Cuando Yuan Weicheng vio los regalos de agradecimiento colocados en el suelo de la cocina, preguntó:
—¿Quién envió estos?
Era obvio que no habían sido comprados por la joven ella misma —la bolsa era de la Tienda Departamental de la Ciudad Ji, ya que él había ido de compras allí justo hoy.
Además, estaba claro que los artículos en el suelo aún no se habían guardado, con comida, bebidas y útiles todos amontonados juntos.
Luo Qiao relató el asunto con Qiao Yu, y Yuan Weicheng dijo:
—No has perdido el tiempo aprendiendo del Anciano Yang, no está mal.
Luo Qiao, mirando el montón en el suelo:
—La conversación que tuviste con el líder de la brigada y el secretario sobre la posibilidad de hacerles una visita, ¿era en serio?
Yuan Weicheng respondió solemnemente:
—Por supuesto, como tu mayor, definitivamente necesito llevarme bien con los funcionarios de la aldea.
No puedo simplemente decir palabras al aire; de lo contrario, podrían hacerte la vida difícil después de que me vaya.
Luo Qiao dijo:
—Bien entonces, ya que ahora eres mi tío, tiene sentido que hagas el viaje.
Yuan Weicheng se rió:
—Ciertamente no te andas con ceremonias.
Luo Qiao cocinó al vapor algo de arroz rápidamente y luego, mientras Yuan Weicheng no estaba prestando atención, utilizó un cubo de agua para ocultar el hecho de llevar dos peces para que él los limpiara en el patio.
Yuan Weicheng preguntó:
—¿De dónde salieron estos peces?
Luo Qiao señaló hacia la montaña:
—Allí hay un estanque.
Atrapé unos cuantos el otro día y los he estado guardando en un cubo de agua.
Vas a tener un festín.
Luo Qiao se movía rápidamente ya que se había retrasado bastante tiempo y le preocupaba que Lu Yichen pudiera volver antes de que terminara de cocinar, y Piedra debe estar muriéndose de hambre ahora.

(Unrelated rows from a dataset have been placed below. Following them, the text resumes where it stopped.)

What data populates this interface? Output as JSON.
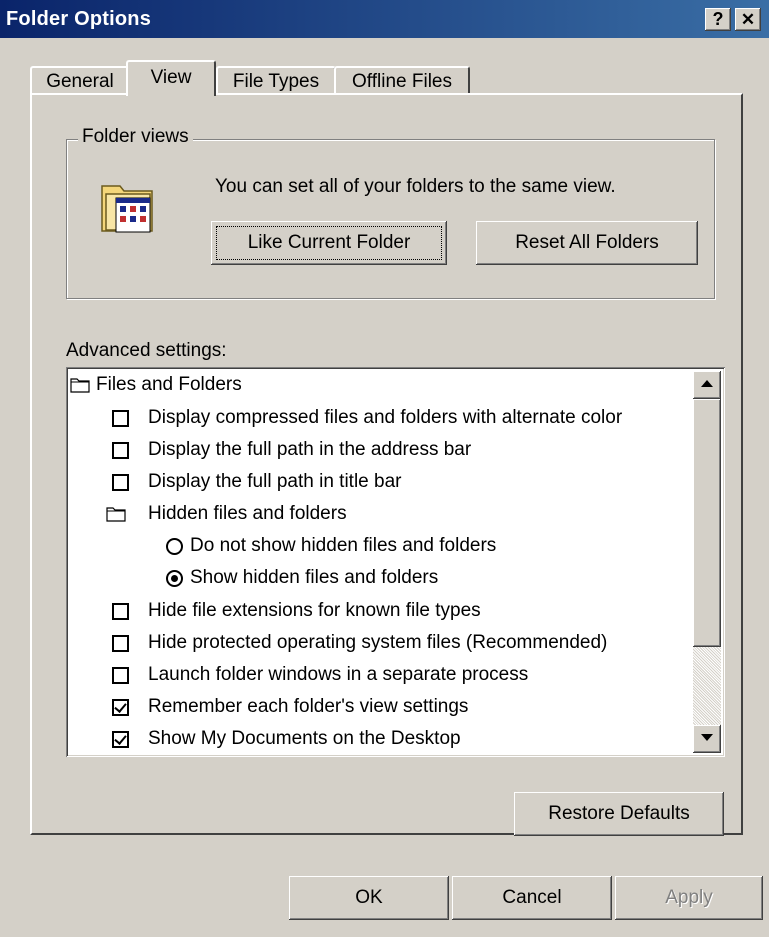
{
  "window": {
    "title": "Folder Options",
    "help_glyph": "?",
    "close_glyph": "✕"
  },
  "tabs": [
    {
      "label": "General",
      "active": false
    },
    {
      "label": "View",
      "active": true
    },
    {
      "label": "File Types",
      "active": false
    },
    {
      "label": "Offline Files",
      "active": false
    }
  ],
  "folder_views": {
    "legend": "Folder views",
    "description": "You can set all of your folders to the same view.",
    "like_current_button": {
      "label": "Like Current Folder",
      "mnemonic": "L"
    },
    "reset_all_button": {
      "label": "Reset All Folders",
      "mnemonic": "R"
    },
    "icon": "folder-view-icon"
  },
  "advanced": {
    "label": "Advanced settings:",
    "items": [
      {
        "type": "group",
        "label": "Files and Folders",
        "icon": "folder-icon"
      },
      {
        "type": "checkbox",
        "label": "Display compressed files and folders with alternate color",
        "checked": false
      },
      {
        "type": "checkbox",
        "label": "Display the full path in the address bar",
        "checked": false
      },
      {
        "type": "checkbox",
        "label": "Display the full path in title bar",
        "checked": false
      },
      {
        "type": "group",
        "label": "Hidden files and folders",
        "icon": "folder-icon"
      },
      {
        "type": "radio",
        "label": "Do not show hidden files and folders",
        "checked": false
      },
      {
        "type": "radio",
        "label": "Show hidden files and folders",
        "checked": true
      },
      {
        "type": "checkbox",
        "label": "Hide file extensions for known file types",
        "checked": false
      },
      {
        "type": "checkbox",
        "label": "Hide protected operating system files (Recommended)",
        "checked": false
      },
      {
        "type": "checkbox",
        "label": "Launch folder windows in a separate process",
        "checked": false
      },
      {
        "type": "checkbox",
        "label": "Remember each folder's view settings",
        "checked": true
      },
      {
        "type": "checkbox",
        "label": "Show My Documents on the Desktop",
        "checked": true
      }
    ]
  },
  "restore_defaults_button": {
    "label": "Restore Defaults",
    "mnemonic": "D"
  },
  "dialog_buttons": {
    "ok": "OK",
    "cancel": "Cancel",
    "apply": "Apply"
  },
  "colors": {
    "face": "#d4d0c8",
    "title_start": "#0a246a",
    "title_end": "#3a6ea5",
    "disabled_text": "#808080"
  }
}
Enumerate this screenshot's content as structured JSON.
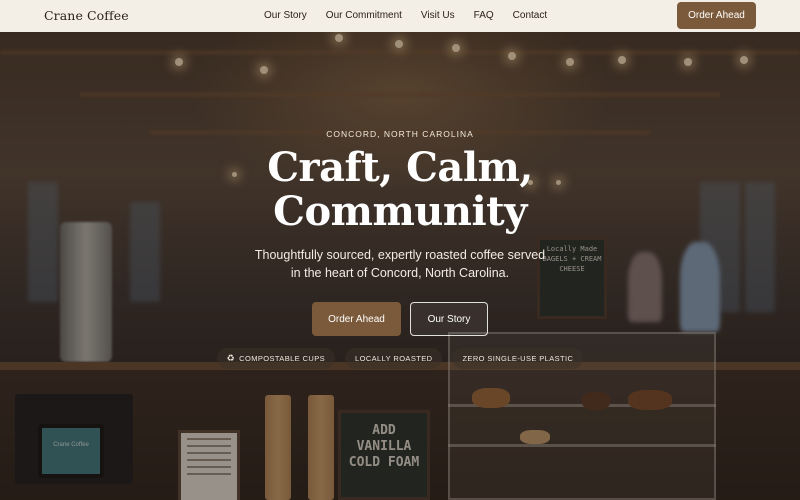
{
  "brand": {
    "name": "Crane Coffee"
  },
  "nav": {
    "links": [
      "Our Story",
      "Our Commitment",
      "Visit Us",
      "FAQ",
      "Contact"
    ],
    "cta": "Order Ahead"
  },
  "hero": {
    "eyebrow": "CONCORD, NORTH CAROLINA",
    "headline_line1": "Craft, Calm,",
    "headline_line2": "Community",
    "subtext": "Thoughtfully sourced, expertly roasted coffee served in the heart of Concord, North Carolina.",
    "primary_cta": "Order Ahead",
    "secondary_cta": "Our Story",
    "badges": [
      {
        "label": "COMPOSTABLE CUPS",
        "icon": "recycle-icon"
      },
      {
        "label": "LOCALLY ROASTED"
      },
      {
        "label": "ZERO SINGLE-USE PLASTIC"
      }
    ]
  },
  "scene": {
    "chalkboard_top": "Locally Made BAGELS + CREAM CHEESE",
    "chalkboard_front": "ADD VANILLA COLD FOAM",
    "tablet_label": "Crane Coffee"
  },
  "colors": {
    "accent": "#7a5a3a",
    "nav_bg": "#f4efe6"
  }
}
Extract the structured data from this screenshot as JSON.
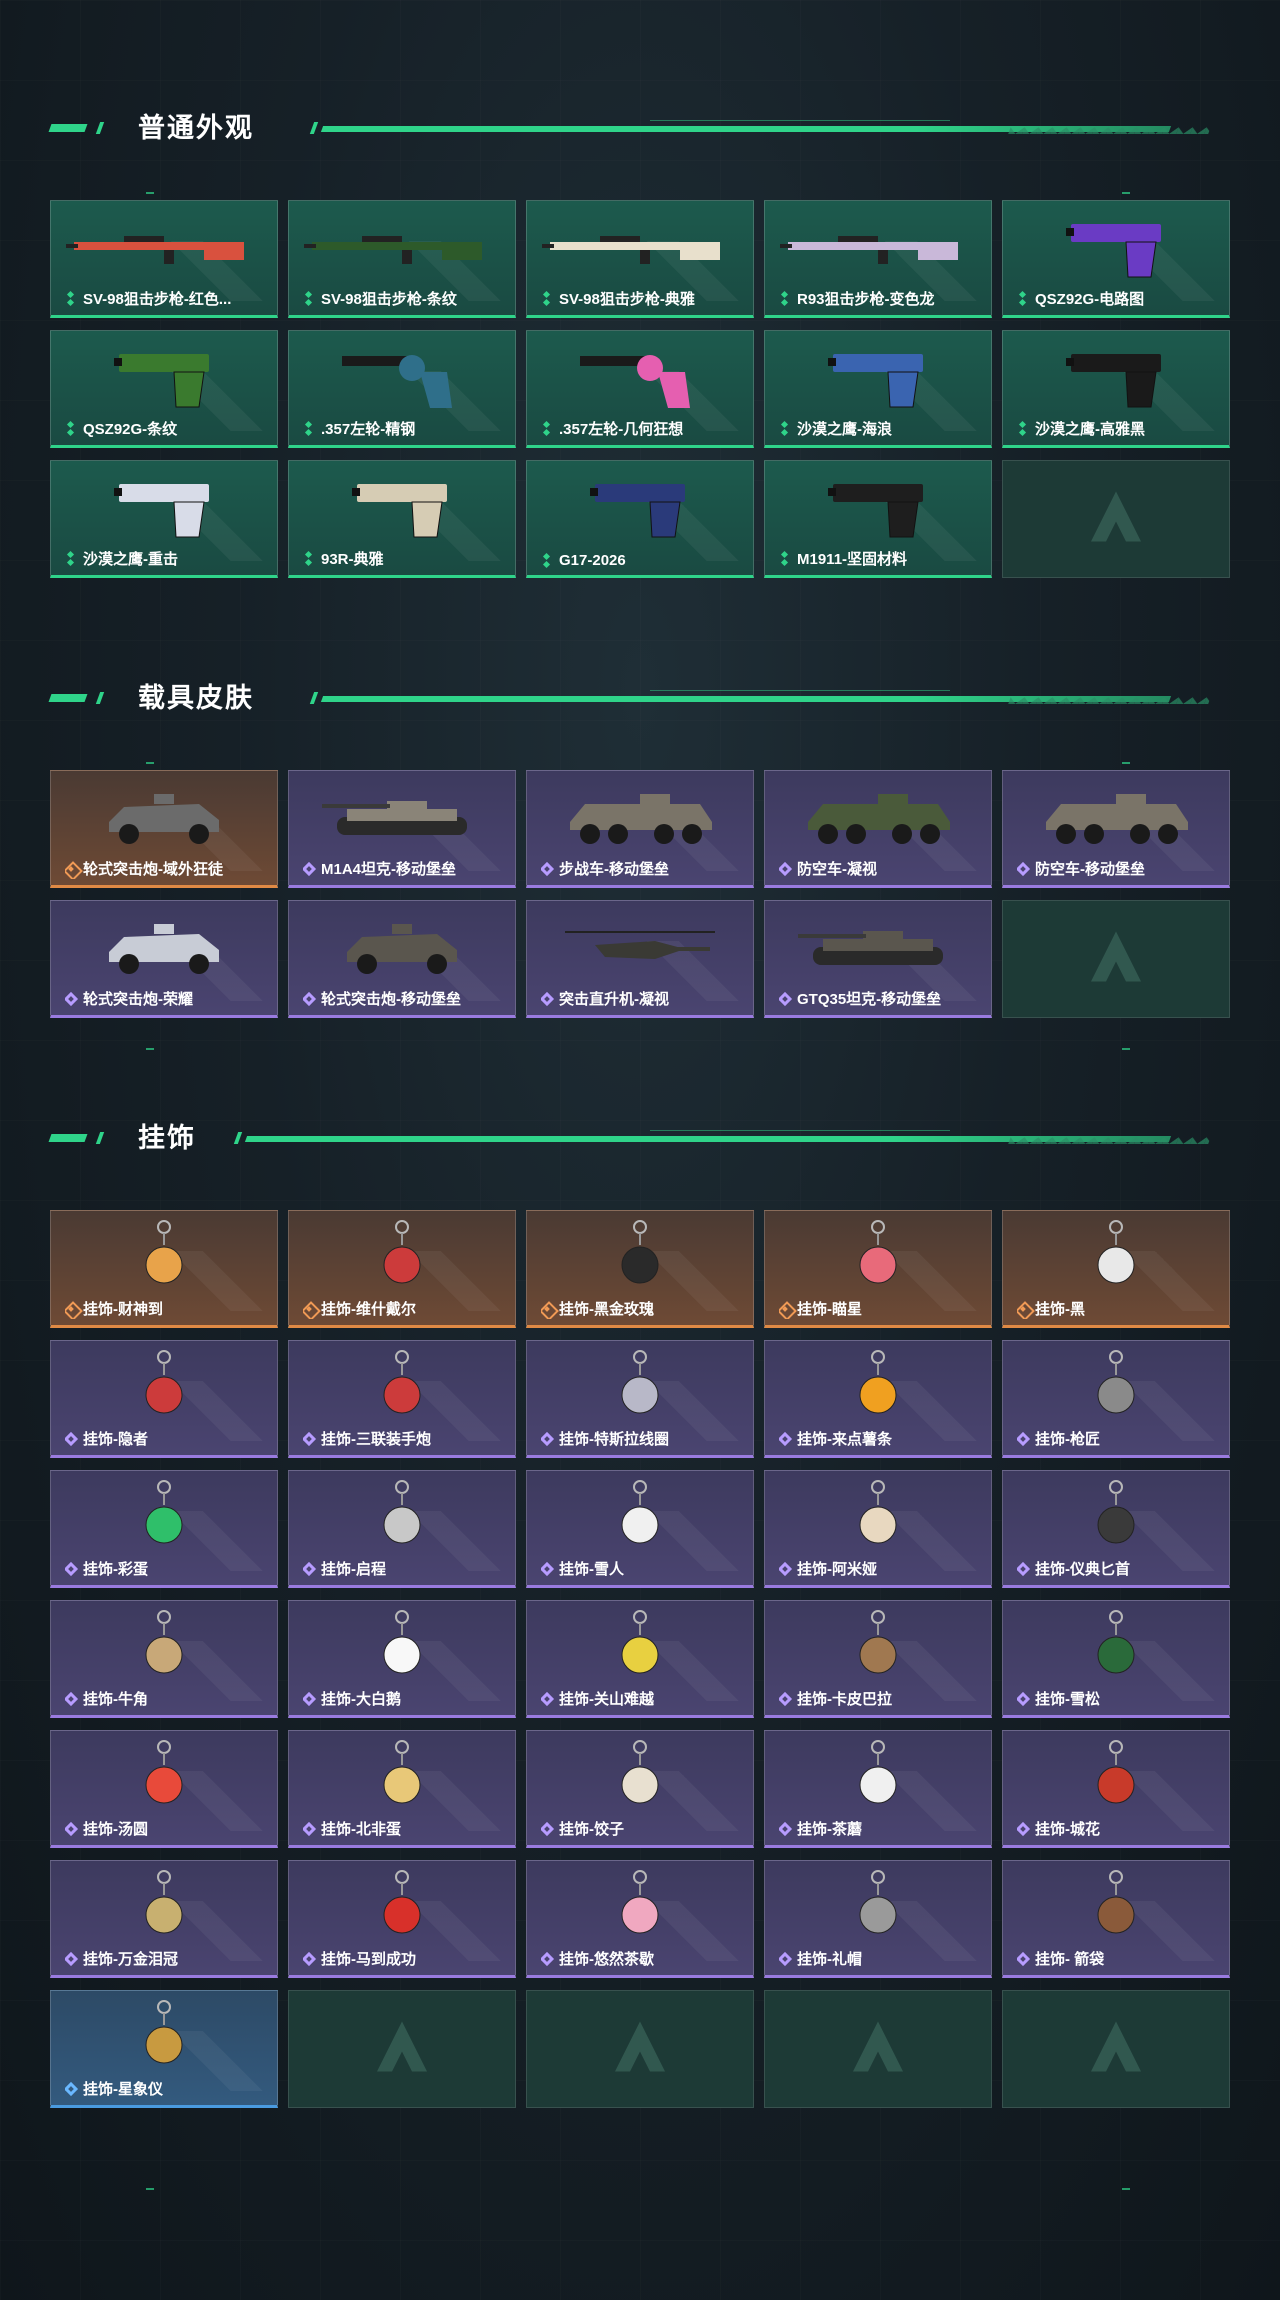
{
  "sections": {
    "normal": {
      "title": "普通外观",
      "items": [
        {
          "label": "SV-98狙击步枪-红色...",
          "rarity": "green",
          "icon": "rifle-icon",
          "color": "#d9513e"
        },
        {
          "label": "SV-98狙击步枪-条纹",
          "rarity": "green",
          "icon": "rifle-icon",
          "color": "#2d5a2a"
        },
        {
          "label": "SV-98狙击步枪-典雅",
          "rarity": "green",
          "icon": "rifle-icon",
          "color": "#e8e0cc"
        },
        {
          "label": "R93狙击步枪-变色龙",
          "rarity": "green",
          "icon": "rifle-icon",
          "color": "#c9b8d9"
        },
        {
          "label": "QSZ92G-电路图",
          "rarity": "green",
          "icon": "pistol-icon",
          "color": "#6a3bc4"
        },
        {
          "label": "QSZ92G-条纹",
          "rarity": "green",
          "icon": "pistol-icon",
          "color": "#3a7a2e"
        },
        {
          "label": ".357左轮-精钢",
          "rarity": "green",
          "icon": "revolver-icon",
          "color": "#2f6f8a"
        },
        {
          "label": ".357左轮-几何狂想",
          "rarity": "green",
          "icon": "revolver-icon",
          "color": "#e55fb0"
        },
        {
          "label": "沙漠之鹰-海浪",
          "rarity": "green",
          "icon": "pistol-icon",
          "color": "#3a64b0"
        },
        {
          "label": "沙漠之鹰-高雅黑",
          "rarity": "green",
          "icon": "pistol-icon",
          "color": "#1a1a1a"
        },
        {
          "label": "沙漠之鹰-重击",
          "rarity": "green",
          "icon": "pistol-icon",
          "color": "#d8dce8"
        },
        {
          "label": "93R-典雅",
          "rarity": "green",
          "icon": "pistol-icon",
          "color": "#d6ccb4"
        },
        {
          "label": "G17-2026",
          "rarity": "green",
          "icon": "pistol-icon",
          "color": "#2a3a7a"
        },
        {
          "label": "M1911-坚固材料",
          "rarity": "green",
          "icon": "pistol-icon",
          "color": "#1e1e1e"
        },
        {
          "label": "",
          "rarity": "empty",
          "icon": "logo-icon",
          "color": ""
        }
      ]
    },
    "vehicle": {
      "title": "载具皮肤",
      "items": [
        {
          "label": "轮式突击炮-域外狂徒",
          "rarity": "orange",
          "icon": "car-icon",
          "color": "#6b6b6b"
        },
        {
          "label": "M1A4坦克-移动堡垒",
          "rarity": "purple",
          "icon": "tank-icon",
          "color": "#8a8478"
        },
        {
          "label": "步战车-移动堡垒",
          "rarity": "purple",
          "icon": "apc-icon",
          "color": "#7a7468"
        },
        {
          "label": "防空车-凝视",
          "rarity": "purple",
          "icon": "apc-icon",
          "color": "#4a5a3a"
        },
        {
          "label": "防空车-移动堡垒",
          "rarity": "purple",
          "icon": "apc-icon",
          "color": "#7a7468"
        },
        {
          "label": "轮式突击炮-荣耀",
          "rarity": "purple",
          "icon": "car-icon",
          "color": "#c8ccd6"
        },
        {
          "label": "轮式突击炮-移动堡垒",
          "rarity": "purple",
          "icon": "car-icon",
          "color": "#5a564e"
        },
        {
          "label": "突击直升机-凝视",
          "rarity": "purple",
          "icon": "helicopter-icon",
          "color": "#3a3a34"
        },
        {
          "label": "GTQ35坦克-移动堡垒",
          "rarity": "purple",
          "icon": "tank-icon",
          "color": "#5a564e"
        },
        {
          "label": "",
          "rarity": "empty",
          "icon": "logo-icon",
          "color": ""
        }
      ]
    },
    "charm": {
      "title": "挂饰",
      "items": [
        {
          "label": "挂饰-财神到",
          "rarity": "orange",
          "icon": "charm-icon",
          "color": "#e8a34a"
        },
        {
          "label": "挂饰-维什戴尔",
          "rarity": "orange",
          "icon": "charm-icon",
          "color": "#cc3b3b"
        },
        {
          "label": "挂饰-黑金玫瑰",
          "rarity": "orange",
          "icon": "charm-icon",
          "color": "#2a2a2a"
        },
        {
          "label": "挂饰-瞄星",
          "rarity": "orange",
          "icon": "charm-icon",
          "color": "#e86a7a"
        },
        {
          "label": "挂饰-黑",
          "rarity": "orange",
          "icon": "charm-icon",
          "color": "#e8e8e8"
        },
        {
          "label": "挂饰-隐者",
          "rarity": "purple",
          "icon": "charm-icon",
          "color": "#cc3b3b"
        },
        {
          "label": "挂饰-三联装手炮",
          "rarity": "purple",
          "icon": "charm-icon",
          "color": "#cc3b3b"
        },
        {
          "label": "挂饰-特斯拉线圈",
          "rarity": "purple",
          "icon": "charm-icon",
          "color": "#b8b8c8"
        },
        {
          "label": "挂饰-来点薯条",
          "rarity": "purple",
          "icon": "charm-icon",
          "color": "#f0a020"
        },
        {
          "label": "挂饰-枪匠",
          "rarity": "purple",
          "icon": "charm-icon",
          "color": "#8a8a8a"
        },
        {
          "label": "挂饰-彩蛋",
          "rarity": "purple",
          "icon": "charm-icon",
          "color": "#2fbf6a"
        },
        {
          "label": "挂饰-启程",
          "rarity": "purple",
          "icon": "charm-icon",
          "color": "#c8c8c8"
        },
        {
          "label": "挂饰-雪人",
          "rarity": "purple",
          "icon": "charm-icon",
          "color": "#f0f0f0"
        },
        {
          "label": "挂饰-阿米娅",
          "rarity": "purple",
          "icon": "charm-icon",
          "color": "#e8d8c0"
        },
        {
          "label": "挂饰-仪典匕首",
          "rarity": "purple",
          "icon": "charm-icon",
          "color": "#3a3a3a"
        },
        {
          "label": "挂饰-牛角",
          "rarity": "purple",
          "icon": "charm-icon",
          "color": "#c8a878"
        },
        {
          "label": "挂饰-大白鹅",
          "rarity": "purple",
          "icon": "charm-icon",
          "color": "#f8f8f8"
        },
        {
          "label": "挂饰-关山难越",
          "rarity": "purple",
          "icon": "charm-icon",
          "color": "#e8d040"
        },
        {
          "label": "挂饰-卡皮巴拉",
          "rarity": "purple",
          "icon": "charm-icon",
          "color": "#a07850"
        },
        {
          "label": "挂饰-雪松",
          "rarity": "purple",
          "icon": "charm-icon",
          "color": "#2a6a3a"
        },
        {
          "label": "挂饰-汤圆",
          "rarity": "purple",
          "icon": "charm-icon",
          "color": "#e84a3a"
        },
        {
          "label": "挂饰-北非蛋",
          "rarity": "purple",
          "icon": "charm-icon",
          "color": "#e8c878"
        },
        {
          "label": "挂饰-饺子",
          "rarity": "purple",
          "icon": "charm-icon",
          "color": "#e8e0d0"
        },
        {
          "label": "挂饰-茶蘑",
          "rarity": "purple",
          "icon": "charm-icon",
          "color": "#f0f0f0"
        },
        {
          "label": "挂饰-城花",
          "rarity": "purple",
          "icon": "charm-icon",
          "color": "#c83a2a"
        },
        {
          "label": "挂饰-万金泪冠",
          "rarity": "purple",
          "icon": "charm-icon",
          "color": "#c8b070"
        },
        {
          "label": "挂饰-马到成功",
          "rarity": "purple",
          "icon": "charm-icon",
          "color": "#d8302a"
        },
        {
          "label": "挂饰-悠然茶歇",
          "rarity": "purple",
          "icon": "charm-icon",
          "color": "#f0a8c0"
        },
        {
          "label": "挂饰-礼帽",
          "rarity": "purple",
          "icon": "charm-icon",
          "color": "#9a9a9a"
        },
        {
          "label": "挂饰- 箭袋",
          "rarity": "purple",
          "icon": "charm-icon",
          "color": "#8a5a3a"
        },
        {
          "label": "挂饰-星象仪",
          "rarity": "blue",
          "icon": "charm-icon",
          "color": "#c89a40"
        },
        {
          "label": "",
          "rarity": "empty",
          "icon": "logo-icon",
          "color": ""
        },
        {
          "label": "",
          "rarity": "empty",
          "icon": "logo-icon",
          "color": ""
        },
        {
          "label": "",
          "rarity": "empty",
          "icon": "logo-icon",
          "color": ""
        },
        {
          "label": "",
          "rarity": "empty",
          "icon": "logo-icon",
          "color": ""
        }
      ]
    }
  },
  "colors": {
    "accent": "#2fd48a",
    "purple": "#9a7be0",
    "orange": "#e08a45",
    "blue": "#4a9be0"
  }
}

En el espacio, todavía le quedaba medio conejo, así que preparó: trocitos de conejo guisado con patata, trocitos de pescado rojo braseado, berenjena con ajo picado, frijoles verdes salteados, huevos revueltos con tomate y pepino aplastado.
Después de procesar los dos peces, Luo Qiao primero los marinó.
Agarrando una cesta, dijo:
—Tío, toma asiento un momento, voy a recoger algunas verduras en el patio trasero.
Yuan Weicheng dijo:
—Yo también iré.
—Se levantó y siguió a Luo Qiao al patio trasero.
—Al ver el huerto en el patio, preguntó:
— ¿Tú cultivaste estas?
—Luo Qiao sonrió:
— Claro que las cultivé.
¿Quién más lo habría hecho por mí?
—Haciendo caso omiso a su sorpresa, ella comenzó a recoger verduras por su cuenta.
Hoy había recogido bastante para Qiao Yu y los demás, pero al mediodía ya había utilizado su habilidad especial para acelerar su crecimiento.
—Ahora, era imposible decir que las verduras acababan de ser cosechadas esa mañana; todo el jardín bullía de vida, y estaba excepcionalmente limpio – no se veía ni una sola maleza.
—No es de extrañar que el Anciano Maestro Yang dijera que esta joven era especialmente capaz para su edad.
Parecía que no era solo palabrería; la joven tenía habilidades reales.
—Luo Qiao también recogió algunos melones, planeando darle uno a Yuan Weicheng y llevar otro cuando entregara comida a Piedra más tarde.
—Yuan Weicheng vio que ella también estaba cultivando melones y se rió:
— Realmente cultivas de todo un poco en este campo, incluso cosas tan preciosas.
—Luo Qiao dijo:
— Lávalo y pruébalo más tarde, es particularmente dulce.
Por cierto, tío, ¿ya terminaste tus asuntos aquí?
—Yuan Weicheng asintió:
— Todo está hecho.
—Luo Qiao preguntó:
— Entonces, ¿de aquí irás directamente de vuelta a la Capital?
—Yuan Weicheng ‘Hmm’ en respuesta.
—Luo Qiao dijo:
— Eso es genial, entonces.
Cuando llegue el momento, lleva algunos de los melones que cultivé de vuelta contigo, deja que el Abuelo Yuan y tu familia los prueben.
—Luego, recordando algo más, miró hacia Yuan Weicheng y preguntó:
— Tío, ¿tu lugar está lejos del del Abuelo Yang?
—Yuan Weicheng dijo:
— ¿No estarás pensando en que lleve una gran bolsa de melones de vuelta a la Capital, verdad?
—Luo Qiao dijo:
— Ya sea que conduzcas o tomes el tren de vuelta a la Capital, de cualquier manera es bastante conveniente.